I learned a lot in this session with Rachel, but I also have felt these things SO strongly, and just not had the right words to put with them.
I have seen these things play out in our lives one after another. I can remember so many of the MAJOR pains in my life. The feeling of (what I thought was) despair. I think of the minor TIMING "problems" that "ruined my plans". I could go on and on with every one, but I can tell you AT LEAST one good to amazing thing that came out of that pain.
My first memory of "despair" was when my parents, brothers and I moved from California. I was only 7 or 8. I remember the night we said goodbye to my grandparents was the last night we were there. We had the fifth wheel and were staying in the driveway. I was balling my eyes out that night. But I can tell you I am so grateful for that pain. I still am sad for the missed times with family in California, but I am appreciative of EVERY moment I get with them now. I am grateful for the pain that took us out of a home that I knew for a few years and took us to Idaho, creating the AMAZING life that I have now.
I am sooo grateful for the pain of break ups with boyfriends (few that I had), and for the 2 "non-boyfriends" (different times of life) that I prayed about and cried over for years! (Don't judge... you all had at least one.)
Yadda, Yadda, Yadda, a hundred different situations in my life.
I am grateful that I NEEDED a job at the beginning of 2010, finally finding a 2-3 day a week babysitting job for 2 little kids. EASY-PEASY!
I am grateful that Brian "would not let me move" out of the apartment I wanted to move out of, as I met an amazing friend that has been such a solid support.
I am grateful for the stressful months of feeling like the surrogacy was never going to start.
I am grateful for the negative pregnancy test.
I am grateful for the realization this weekend that we could not do this financially in the amount of time that we have.
I am grateful for the 18 hours of pain after canceling the process for good (planning to revisit options when Brian got home and we could communicate within a 24 hour time frame).

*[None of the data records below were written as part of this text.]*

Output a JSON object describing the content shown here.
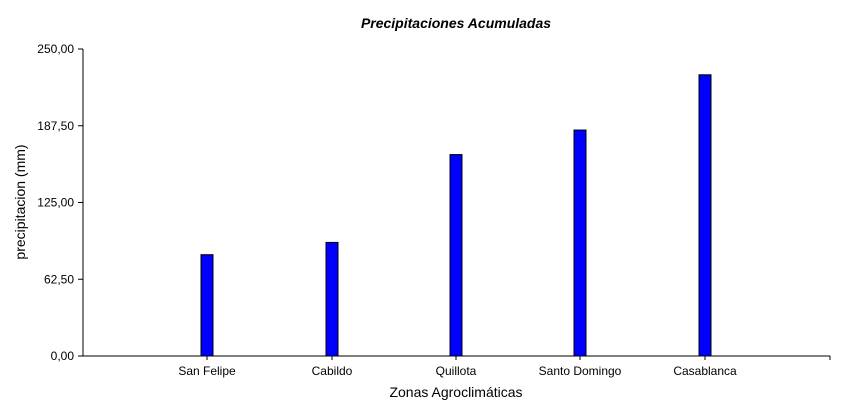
{
  "chart_data": {
    "type": "bar",
    "title": "Precipitaciones Acumuladas",
    "xlabel": "Zonas Agroclimáticas",
    "ylabel": "precipitacion (mm)",
    "categories": [
      "San Felipe",
      "Cabildo",
      "Quillota",
      "Santo Domingo",
      "Casablanca"
    ],
    "values": [
      82.5,
      92.5,
      164,
      184,
      229
    ],
    "ylim": [
      0,
      250
    ],
    "yticks": [
      "0,00",
      "62,50",
      "125,00",
      "187,50",
      "250,00"
    ],
    "ytick_values": [
      0,
      62.5,
      125,
      187.5,
      250
    ],
    "grid": false,
    "legend": "none",
    "bar_color": "#0000ff",
    "bar_edge_color": "#000000"
  }
}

I am grateful for the fear, stress, etc of telling a couple family members of our decision.
These are just the "BAD" things that I am grateful for! Haha! I will share the good stuff some other time, but I don't think I will ever be able to share everything.

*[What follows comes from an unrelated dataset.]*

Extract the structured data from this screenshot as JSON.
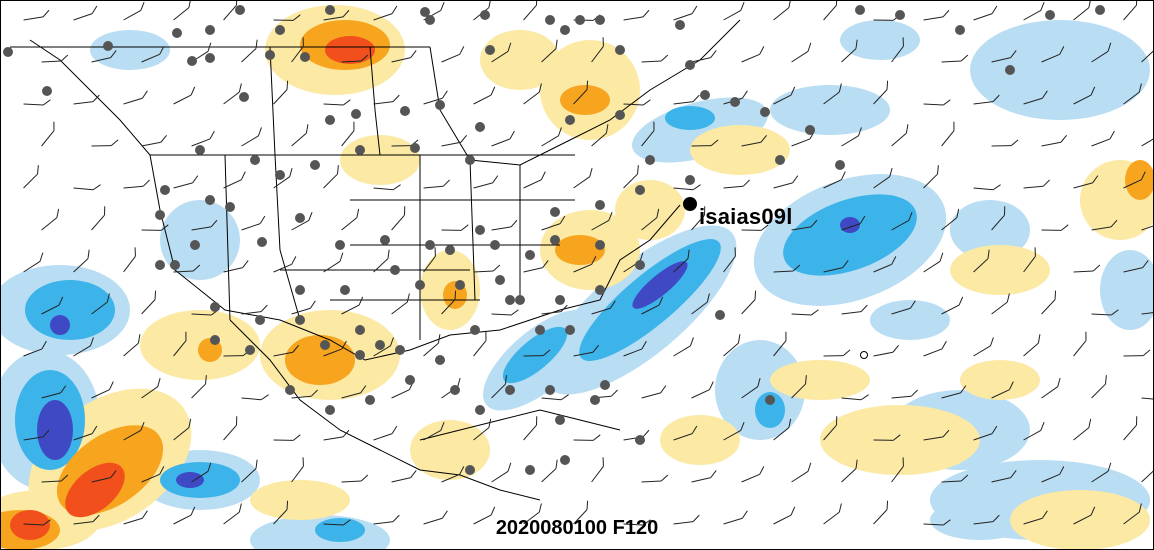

Don't worry. That is not the end. Through my phone calls, we were presented with a long term option, that we were going to think/pray/talk about. (So grateful for that offer! <3 )
We were then presented with a more immediate option (not sure on the details of sharing this information yet, so I will fill you in if I am able to).
After giving Caryn approximately 24 hours, to grasp the shock and freedom :-) of no longer going through with this, I then became grateful for the STRESS and FEAR of having to ASK Caryn to be a surrogate. Yes, I know it has been the plan all along, but it "was over". She said "Yes"! ( "I said wow...she said when... I said how about right now..." Sorry. Brad Paisley was singing in my head as I typed that last sentence. Had to share with you. Lol).
SO... in the end, we are right back where we started when you read
Caryn's last post. However, I feel like it is a completely new process! There has been such a myriad of emotions, thoughts, and conversations since Monday. I feel rejuvenated and ready. I am reminded of the "village" that is with us through every step. I am more ready now then EVER for Brian and I to have a family.
Thank you all for your continued love, support, and prayers! Every one of you are so special to us.